Step 2 – Mapping the Requirements to Data Entities and Sources

The next step is to develop an entity model based on the requirements gathered in the first step.

This requires us to model the data to define the data objects and their relationships. In contrast to a relational database, the goal of the data modeling is to use two types of data tables. Fact tables and dimension tables. Fact tables contain the data corresponding to a particular business process. Dimension tables contain the descriptive attributes related to each instance of the data. Fact tables and dimension tables are related to each other. Here is an example of these tables and what they may contain:

Facts & Dimensions

After creating the data model and entities, we need to map the relationships between the entities. This modeling can be done within the Power BI Desktop tool or in SQL Server.

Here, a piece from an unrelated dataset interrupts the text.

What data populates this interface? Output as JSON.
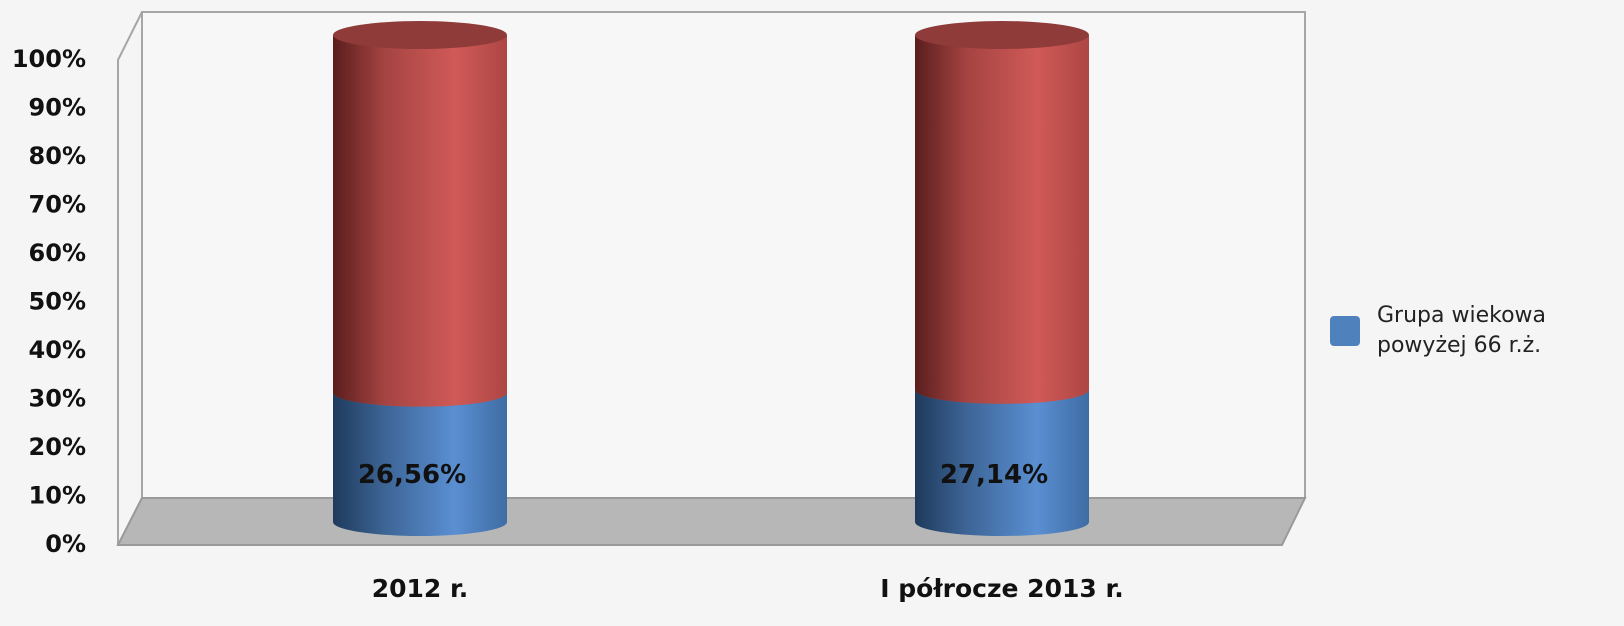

After building the data schema including the tables and their relationships, each data entity needs to be traced and its associated data attributed to a data source.

Step 3 – Loading the Data

As of today, Power BI allows you to connect to a relational data source in a few different ways. This includes Import, DirectQuery, and through a Live Connection when utilizing SSAS. I will briefly discuss the advantages and disadvantages of using DirectQuery and then dive deeper into its execution to give you a solid understanding of what is going on behind the scenes.

You create a dataset automatically in Power BI when you use Get Data. With Get Data, you connect to and import data from a content pack, file, or connect to a live data source. A dataset contains information about the data source and data-source credentials. In many cases, it also includes a subset of data copied from the data source. When you create visualizations in reports and dashboards, you're often looking at data in the dataset.

A data source is where the data in a dataset comes from. For example, the data could come from:

  • An online service like Google Analytics or QuickBooks
  • A database in the cloud, like Azure SQL Database
  • A database or file on a local computer or server in your organization

Step 4 – Creating Calculations and Measures

With Power BI, DAX (Digital Analysis Expressions) can be used to create measures and calculated columns. With larger datasets, DirectQuery will require that the creation of the calculated columns and measures be in the data source. 

Below are some sophisticated columns that might be created:

  • Comp Sales
  • Current Year Results
  • Previous Year Results
  • Year-Over-Year Comparisons
  • Rolling 52-week trend
  • Out-of-Stock or Low Stock Conditions
  • Sales by Hour
  • Expenses as a Percent of Revenue
  • Promotion/Coupon Performance
  • Marketing Campaign Performance

Step 5 – Developing Reports and Dashboards

Once the necessary calculated columns and measures are developed, the next step is to create reports and dashboards to deliver key insights to the organization. Power BI provides more than 20 “out-of-the-box” visuals that can help deliver insights. Microsoft and community members also contribute Power BI visuals for the public benefit and publish them to the AppSource. You can download these visuals and add them to your Power BI reports. Microsoft has tested and approved these Power BI visuals for functionality and quality.

Here are some examples:

Power BI Data Visualization Example

Power BI Sales & Marketing Example


Ultimately, the goal of this post was to provide a sample action plan for eCommerce development and business to implement Power BI. It is easy to see that these tools provide a deeper insight into sales, operations, etc. We would recommend a multi-step process in which we analyze the requirements and build a separate data store. This unique data store would be built with your data requirements in mind and store data from multiple data sources. The data store is then connected to Power BI to create personalized reports with exclusive dashboards while monitoring data. With tools like Power BI, you can finally be on your way to a more effective method of forecasting results and managing your data in a way that works for you and your team.